Can there be a small lag between servers? If a second or two is acceptable, this sounds like a perfect environment for replication:
http://dev.mysql.com/doc/mysql/en/Replication.html
Basically, when the master writes something to the database, it also logs the transaction to a log file. The slave simply reads that log file and executes the same transaction locally. The additional load is very very small, your tables will all be consistent, and you can index the reporting database six ways from Sunday without touching the master.

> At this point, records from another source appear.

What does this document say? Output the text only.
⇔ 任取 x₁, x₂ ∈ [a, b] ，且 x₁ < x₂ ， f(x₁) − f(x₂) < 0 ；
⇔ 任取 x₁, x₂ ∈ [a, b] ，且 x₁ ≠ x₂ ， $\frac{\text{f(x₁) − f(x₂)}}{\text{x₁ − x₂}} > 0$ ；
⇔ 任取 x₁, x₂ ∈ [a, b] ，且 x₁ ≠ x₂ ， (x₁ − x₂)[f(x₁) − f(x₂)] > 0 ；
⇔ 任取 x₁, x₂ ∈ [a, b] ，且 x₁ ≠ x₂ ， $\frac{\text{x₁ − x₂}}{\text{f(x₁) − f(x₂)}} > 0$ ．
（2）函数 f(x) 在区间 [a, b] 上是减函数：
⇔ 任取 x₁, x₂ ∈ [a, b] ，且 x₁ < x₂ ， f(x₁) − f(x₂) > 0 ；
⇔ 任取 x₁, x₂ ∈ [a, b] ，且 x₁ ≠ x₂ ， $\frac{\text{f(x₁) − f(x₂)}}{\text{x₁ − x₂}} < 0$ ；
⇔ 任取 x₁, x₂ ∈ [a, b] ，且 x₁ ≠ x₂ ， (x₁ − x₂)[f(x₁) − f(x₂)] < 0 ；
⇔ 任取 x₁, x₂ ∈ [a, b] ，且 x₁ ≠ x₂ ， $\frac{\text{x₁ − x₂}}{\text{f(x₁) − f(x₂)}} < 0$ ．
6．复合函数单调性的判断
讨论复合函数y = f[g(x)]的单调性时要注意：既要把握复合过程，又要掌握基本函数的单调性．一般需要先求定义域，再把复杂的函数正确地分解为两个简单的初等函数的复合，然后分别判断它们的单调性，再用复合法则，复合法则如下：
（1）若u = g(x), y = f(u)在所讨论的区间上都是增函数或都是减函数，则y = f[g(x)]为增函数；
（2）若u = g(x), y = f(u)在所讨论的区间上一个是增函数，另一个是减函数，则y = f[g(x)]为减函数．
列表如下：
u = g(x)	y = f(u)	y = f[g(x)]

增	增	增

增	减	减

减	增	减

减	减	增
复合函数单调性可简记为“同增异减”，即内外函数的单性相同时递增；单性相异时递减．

____________________________________________________________ Eamon Daly
----- Original Message ----- From: "Michael Haggerty" <[EMAIL PROTECTED]>
To: <[EMAIL PROTECTED]>
Sent: Tuesday, November 09, 2004 6:06 PM
Subject: Best Practices
I am working on a data warehousing solution involving mysql and have a question about best practices. We are standardized on mysql 4.1, and this is for a rather picky client.
We have a relational transaction database that stores the results of customer calls and a dimensional reporting database used as a data mart by several applications. Each night, we run a process that aggregates the number of calls, the subjects of each call, and various other data to populate the reporting database. We would like to move to a real time solution, and are struggling with the best way to implment it.
What we are considering is a solution where we mirror the transactional database and repopulate key tables in the reporting database every minute or few minutes. I am loathe to do this, mainly because it would add to our server load and could possibly lead to 'dirty reads' (i.e. where one table in the reporting database is populated with fresh data but others are not). At the same time, the client is demanding we implement something.
Does anyone have any war stories or suggestions for how to accomplish this?